Most items now have switching power supplies. If you have a surge that took out your light bulbs, it is likely to take out the power supplies in the items you mentioned. A fuse's typical purpose is to just shut a system down so it will not cause a fire or shock. It is not to protect the electronics. Semiconductors like transistors, which are used to drive inductive components in switching power supplies, are often much more sensitive than a fuse. A quick spike or transient will often spare a fuse and take out the electronics behind the fuse.
It is always worth a shot to check the fuse. The dvd player is likely to have more than one fuse. If you can open it up, the fuse that would be closest to where the plug goes into the unit will be the one you want to check. To check it you look inside the glass (of the fuse) and there is a wire and if it has a gap you need to replace it. (this is very easy to see) If you have a dvm you can check the continuity but i dont believe that is the case. The fuses are inexpensive and can be bought in a hardware store.
To have most techs open and check even a fuse is quite expensive. If the internal power supply is shot, it will cost more to fix your unit than to buy a new one.
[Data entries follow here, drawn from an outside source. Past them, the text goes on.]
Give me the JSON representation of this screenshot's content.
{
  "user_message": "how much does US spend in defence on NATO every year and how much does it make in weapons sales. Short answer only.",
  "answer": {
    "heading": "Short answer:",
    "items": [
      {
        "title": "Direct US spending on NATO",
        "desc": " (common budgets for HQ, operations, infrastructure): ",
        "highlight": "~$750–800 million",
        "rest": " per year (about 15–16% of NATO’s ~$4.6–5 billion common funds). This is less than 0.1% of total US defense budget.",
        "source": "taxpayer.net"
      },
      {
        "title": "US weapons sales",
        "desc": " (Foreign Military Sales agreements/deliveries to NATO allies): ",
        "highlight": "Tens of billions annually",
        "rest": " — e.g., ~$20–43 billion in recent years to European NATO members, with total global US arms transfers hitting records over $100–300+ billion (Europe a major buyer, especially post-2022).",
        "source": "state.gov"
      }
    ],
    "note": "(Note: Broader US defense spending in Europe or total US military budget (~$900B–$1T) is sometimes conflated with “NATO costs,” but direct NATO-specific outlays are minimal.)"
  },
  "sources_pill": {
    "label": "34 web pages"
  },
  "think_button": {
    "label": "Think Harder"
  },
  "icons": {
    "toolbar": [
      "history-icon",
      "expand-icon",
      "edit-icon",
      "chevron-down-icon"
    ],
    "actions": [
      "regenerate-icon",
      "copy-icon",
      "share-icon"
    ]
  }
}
However, if you ever travel to places like the Philippines you can find electronic repair stands in the bazaars that can fix items very inexpensively. It is not the parts that cost a lot. It is the labor.
I hope this helps.
Thoughtful is generally spot on.
The MacBook may be scrap (besides the hard drive) at this point, especially if you turned it on and it was still wet.
As far as the other gadgets go, that could be anything from overloaded power supplies to total fry-out. Notice any smoke? If not, it may be possible to repair.
But I'd only try to salvage the Wii, a DVD player is so inexpensive.
If you were lucky, only the line fuses in the units cooked, and they actually did the job they were intended to do. The line fuse should be located very near the electrical entry point and in many cases are simple to replace. This should be easy for the DVD player and other similar equipment, however the Wii most likely has a tamper proof assembly so you may not be able to get inside to check. Send the Wii to one of their tech outlets they can tell you if it’s fried or repairable which will be cheaper than replacement.
One other thought... since a few people who know more than I do have confirmed that its at least possible that a lot of bits of the machines are salvagable (if not all) don't forget that if you decide against repairing, you can always sell them for parts. Even if you don't have any use for the working bits of the gadgets, there are many handy people out there who do. At least, even in the worst case scenario, you'd be able to start yourself a "lightening fund."
Thanks for the advice. I'll have to wait until I travel back to South Africa in June to get them looked at. Definitely no fundis here in tanzania to repair anything!